Extensible Predicates (Go)
- sourceModel(package, type, subtypes, name, signature, ext, output, kind, provenance)
- Define sources (e.g., user input). kind maps to threat model; provenance tags origin (manual/ai-manual/etc.).
- sinkModel(package, type, subtypes, name, signature, ext, input, kind, provenance)
- Define sinks (dangerous use).
- summaryModel(package, type, subtypes, name, signature, ext, input, output, kind, provenance)
- Define through-flow when dependency code isnt in repo.
- neutralModel(package, type, name, signature, kind, provenance)
- Low-impact flows (weaker than summaries) to reduce over-taint/noise.
Access Paths (examples)
- Argument[i], Argument[i].ArrayElement, ReturnValue, ReturnValue.ArrayElement, Receiver, Qualifier, Field["name"], Field[<index>].
- kind: "value" moves whole values; "taint" propagates taint only.
Examples
- slices.Max: elements of arg[0] → ReturnValue.

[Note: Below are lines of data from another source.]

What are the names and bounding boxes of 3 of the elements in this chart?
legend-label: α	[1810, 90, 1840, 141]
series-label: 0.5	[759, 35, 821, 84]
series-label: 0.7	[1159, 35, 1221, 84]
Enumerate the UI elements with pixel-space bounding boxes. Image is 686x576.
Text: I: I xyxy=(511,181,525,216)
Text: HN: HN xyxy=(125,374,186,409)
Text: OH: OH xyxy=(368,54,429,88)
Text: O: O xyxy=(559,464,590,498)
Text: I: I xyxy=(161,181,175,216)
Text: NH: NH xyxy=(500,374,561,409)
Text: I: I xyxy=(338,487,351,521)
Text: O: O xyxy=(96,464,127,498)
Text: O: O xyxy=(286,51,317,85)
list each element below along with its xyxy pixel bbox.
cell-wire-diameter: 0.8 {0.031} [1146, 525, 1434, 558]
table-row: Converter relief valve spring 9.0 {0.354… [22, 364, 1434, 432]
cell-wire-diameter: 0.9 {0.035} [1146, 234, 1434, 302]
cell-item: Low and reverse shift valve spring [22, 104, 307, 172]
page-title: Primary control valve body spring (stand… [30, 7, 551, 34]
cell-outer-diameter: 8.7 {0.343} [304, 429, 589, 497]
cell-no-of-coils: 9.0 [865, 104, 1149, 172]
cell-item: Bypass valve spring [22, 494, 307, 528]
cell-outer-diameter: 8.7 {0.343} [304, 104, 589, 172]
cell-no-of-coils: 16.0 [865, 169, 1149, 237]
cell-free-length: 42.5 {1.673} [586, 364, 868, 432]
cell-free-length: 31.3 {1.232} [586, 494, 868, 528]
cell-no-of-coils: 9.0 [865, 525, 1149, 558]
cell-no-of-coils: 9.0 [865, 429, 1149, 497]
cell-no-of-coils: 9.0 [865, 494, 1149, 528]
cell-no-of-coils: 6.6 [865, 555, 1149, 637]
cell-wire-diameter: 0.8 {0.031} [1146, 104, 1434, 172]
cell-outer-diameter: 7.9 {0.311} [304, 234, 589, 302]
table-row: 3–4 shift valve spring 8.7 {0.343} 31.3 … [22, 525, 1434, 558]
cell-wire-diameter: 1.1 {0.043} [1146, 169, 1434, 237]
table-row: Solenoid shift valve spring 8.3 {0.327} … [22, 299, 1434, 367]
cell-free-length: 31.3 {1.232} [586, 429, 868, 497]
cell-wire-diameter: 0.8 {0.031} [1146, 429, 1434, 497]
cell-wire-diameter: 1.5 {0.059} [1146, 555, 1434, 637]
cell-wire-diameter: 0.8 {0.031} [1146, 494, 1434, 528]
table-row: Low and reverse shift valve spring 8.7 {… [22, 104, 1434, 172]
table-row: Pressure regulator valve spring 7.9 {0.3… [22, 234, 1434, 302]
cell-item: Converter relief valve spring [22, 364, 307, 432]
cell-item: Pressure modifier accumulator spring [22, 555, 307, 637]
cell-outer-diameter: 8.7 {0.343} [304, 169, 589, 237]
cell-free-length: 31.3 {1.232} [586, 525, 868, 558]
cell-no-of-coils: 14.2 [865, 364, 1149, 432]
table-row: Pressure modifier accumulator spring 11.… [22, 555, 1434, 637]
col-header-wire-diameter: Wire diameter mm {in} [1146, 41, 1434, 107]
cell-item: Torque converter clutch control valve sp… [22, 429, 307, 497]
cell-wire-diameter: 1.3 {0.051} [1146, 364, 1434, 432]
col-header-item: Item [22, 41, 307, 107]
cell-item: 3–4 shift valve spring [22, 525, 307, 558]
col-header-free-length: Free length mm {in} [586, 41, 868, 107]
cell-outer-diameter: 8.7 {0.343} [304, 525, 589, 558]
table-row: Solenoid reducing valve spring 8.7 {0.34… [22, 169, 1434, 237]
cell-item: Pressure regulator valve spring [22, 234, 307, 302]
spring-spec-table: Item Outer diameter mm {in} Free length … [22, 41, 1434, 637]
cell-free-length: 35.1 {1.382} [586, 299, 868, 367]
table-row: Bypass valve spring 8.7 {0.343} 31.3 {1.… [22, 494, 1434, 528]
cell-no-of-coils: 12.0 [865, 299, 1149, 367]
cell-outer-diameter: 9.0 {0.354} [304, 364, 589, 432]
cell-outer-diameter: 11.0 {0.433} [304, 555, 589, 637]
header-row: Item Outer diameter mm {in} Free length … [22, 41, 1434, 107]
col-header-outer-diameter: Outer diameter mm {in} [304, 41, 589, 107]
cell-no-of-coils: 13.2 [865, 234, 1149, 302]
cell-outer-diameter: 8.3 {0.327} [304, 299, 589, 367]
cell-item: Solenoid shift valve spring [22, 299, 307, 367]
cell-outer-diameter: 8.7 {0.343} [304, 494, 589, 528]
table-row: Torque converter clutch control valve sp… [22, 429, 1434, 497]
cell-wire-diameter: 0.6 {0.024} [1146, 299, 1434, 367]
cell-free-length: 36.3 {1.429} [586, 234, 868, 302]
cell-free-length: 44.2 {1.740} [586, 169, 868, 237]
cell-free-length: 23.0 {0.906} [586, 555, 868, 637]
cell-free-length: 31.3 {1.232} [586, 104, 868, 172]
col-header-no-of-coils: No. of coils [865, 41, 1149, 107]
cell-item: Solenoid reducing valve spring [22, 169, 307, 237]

- ["slices","",False,"Max","","","Argument[0].ArrayElement","ReturnValue","value","manual"]
- slices.Concat: elements of all args → elements of ReturnValue.
- ["slices","",False,"Concat","","","Argument[0].ArrayElement.ArrayElement","ReturnValue.ArrayElement","value","manual"]
- Threat models: use kind/provenance and pack wiring to include/exclude sets of sources.
Model Packs
- Group YAML files into a CodeQL model pack; publish to GHCR.
- Consumers add the pack to their query suite or CLI invocation to apply models.
Workflow Tips
- Start with summaries for common library flows that otherwise break paths (builders, containers, helpers).
- Add specific sources/sinks tied to your threat model.
- Keep models narrow to avoid false positives (match by hasQualifiedName).
- Validate with path queries and unit tests; iterate on precision vs recall.